Cyclops, by Trevor Paglen, is a networked performance, collaborative narrative, and alternate-reality-game designed to be played by groups of people working together across the word.
“Paglen’s interactive speculative reality artwork, titled CYCLOPS, takes the audience on a journey through the world of 1960s-era CIA mind control experiments, psychological operations, and unexplained historical anomalies. For this new work, the artist drew inspiration from Ed Ruscha’s Rocky II sculpture hidden in the Mojave Desert; collisions of facts and fictions in Benjamín Labatut’s book When We Cease to Understand the World; and Internet-era enigmas such as the “Cicada 3301” project.

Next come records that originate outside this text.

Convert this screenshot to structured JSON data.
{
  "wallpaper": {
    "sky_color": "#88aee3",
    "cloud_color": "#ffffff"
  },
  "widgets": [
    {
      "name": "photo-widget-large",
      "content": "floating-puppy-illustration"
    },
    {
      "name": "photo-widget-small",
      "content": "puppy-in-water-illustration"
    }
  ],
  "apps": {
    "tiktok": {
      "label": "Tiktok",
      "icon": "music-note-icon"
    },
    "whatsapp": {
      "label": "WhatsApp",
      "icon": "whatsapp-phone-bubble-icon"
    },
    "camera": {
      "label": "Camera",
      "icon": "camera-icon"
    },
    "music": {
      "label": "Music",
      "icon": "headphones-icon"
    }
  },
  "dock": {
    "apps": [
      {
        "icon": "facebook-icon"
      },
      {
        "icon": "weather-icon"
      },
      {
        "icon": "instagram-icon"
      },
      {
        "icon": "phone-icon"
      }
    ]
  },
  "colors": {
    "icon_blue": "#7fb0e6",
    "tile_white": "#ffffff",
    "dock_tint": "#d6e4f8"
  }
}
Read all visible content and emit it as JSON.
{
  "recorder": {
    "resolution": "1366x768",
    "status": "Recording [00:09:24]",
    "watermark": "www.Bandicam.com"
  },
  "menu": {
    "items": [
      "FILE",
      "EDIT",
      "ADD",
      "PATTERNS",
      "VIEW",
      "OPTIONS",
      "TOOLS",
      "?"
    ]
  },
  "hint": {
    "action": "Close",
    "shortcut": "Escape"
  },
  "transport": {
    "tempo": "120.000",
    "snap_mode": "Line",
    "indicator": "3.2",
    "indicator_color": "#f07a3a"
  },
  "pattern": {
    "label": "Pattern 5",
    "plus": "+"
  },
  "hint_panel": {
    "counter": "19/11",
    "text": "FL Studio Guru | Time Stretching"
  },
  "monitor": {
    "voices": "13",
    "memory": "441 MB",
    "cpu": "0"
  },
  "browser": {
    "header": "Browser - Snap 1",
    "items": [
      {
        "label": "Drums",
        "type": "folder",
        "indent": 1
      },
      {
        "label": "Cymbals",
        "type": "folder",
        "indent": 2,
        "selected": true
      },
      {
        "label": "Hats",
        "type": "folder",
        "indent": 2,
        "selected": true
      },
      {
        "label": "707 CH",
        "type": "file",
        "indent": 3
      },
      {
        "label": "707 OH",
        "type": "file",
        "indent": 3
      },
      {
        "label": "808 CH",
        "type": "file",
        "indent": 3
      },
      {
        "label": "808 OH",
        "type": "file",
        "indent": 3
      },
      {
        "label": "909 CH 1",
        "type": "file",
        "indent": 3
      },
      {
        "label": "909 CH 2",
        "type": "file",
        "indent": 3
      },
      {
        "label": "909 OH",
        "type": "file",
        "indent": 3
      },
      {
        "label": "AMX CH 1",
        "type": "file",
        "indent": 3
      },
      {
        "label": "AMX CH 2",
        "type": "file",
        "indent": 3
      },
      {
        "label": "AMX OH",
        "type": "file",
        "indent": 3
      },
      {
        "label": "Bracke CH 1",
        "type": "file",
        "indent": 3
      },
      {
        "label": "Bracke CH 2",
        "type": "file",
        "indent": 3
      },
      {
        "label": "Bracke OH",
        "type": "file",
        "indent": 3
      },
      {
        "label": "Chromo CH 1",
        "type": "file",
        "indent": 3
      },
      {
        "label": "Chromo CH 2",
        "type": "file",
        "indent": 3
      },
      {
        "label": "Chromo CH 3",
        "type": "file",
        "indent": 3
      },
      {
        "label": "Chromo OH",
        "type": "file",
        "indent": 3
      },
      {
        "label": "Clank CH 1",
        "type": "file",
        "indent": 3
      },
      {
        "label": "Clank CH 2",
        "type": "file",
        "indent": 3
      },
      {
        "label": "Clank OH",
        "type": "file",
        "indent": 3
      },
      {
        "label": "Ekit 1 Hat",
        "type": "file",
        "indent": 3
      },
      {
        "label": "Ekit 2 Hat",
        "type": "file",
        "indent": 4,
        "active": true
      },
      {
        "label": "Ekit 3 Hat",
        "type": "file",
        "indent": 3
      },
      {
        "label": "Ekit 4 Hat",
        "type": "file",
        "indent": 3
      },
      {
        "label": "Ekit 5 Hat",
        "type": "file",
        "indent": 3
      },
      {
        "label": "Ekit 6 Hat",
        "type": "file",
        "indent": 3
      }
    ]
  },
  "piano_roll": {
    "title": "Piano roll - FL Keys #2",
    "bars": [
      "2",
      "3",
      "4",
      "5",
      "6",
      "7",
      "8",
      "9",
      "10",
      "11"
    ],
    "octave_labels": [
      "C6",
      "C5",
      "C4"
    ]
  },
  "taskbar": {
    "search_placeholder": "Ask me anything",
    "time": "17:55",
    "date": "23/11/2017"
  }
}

Featuring documents, videos, and other archival materials produced between the 1950s and early 1970s, CYCLOPS requires active engagement and participation. Users are tasked with reconstructing events, deciphering codes, conducting open-source intelligence investigations, and analyzing music, literature, and poetry to move through a work that is part treasure-hunt, part historical unfiction, and part cybersecurity challenge. In this way, CYCLOPS teaches many of the skills behind Paglen’s own investigative practice, exploring how a clandestine history of research into psychological operations, mind control, and paranormal phenomena has shaped media and politics of the present moment. This networked, collaborative experience spanning the digital and physical worlds can be accessed online at cyclops.sh.”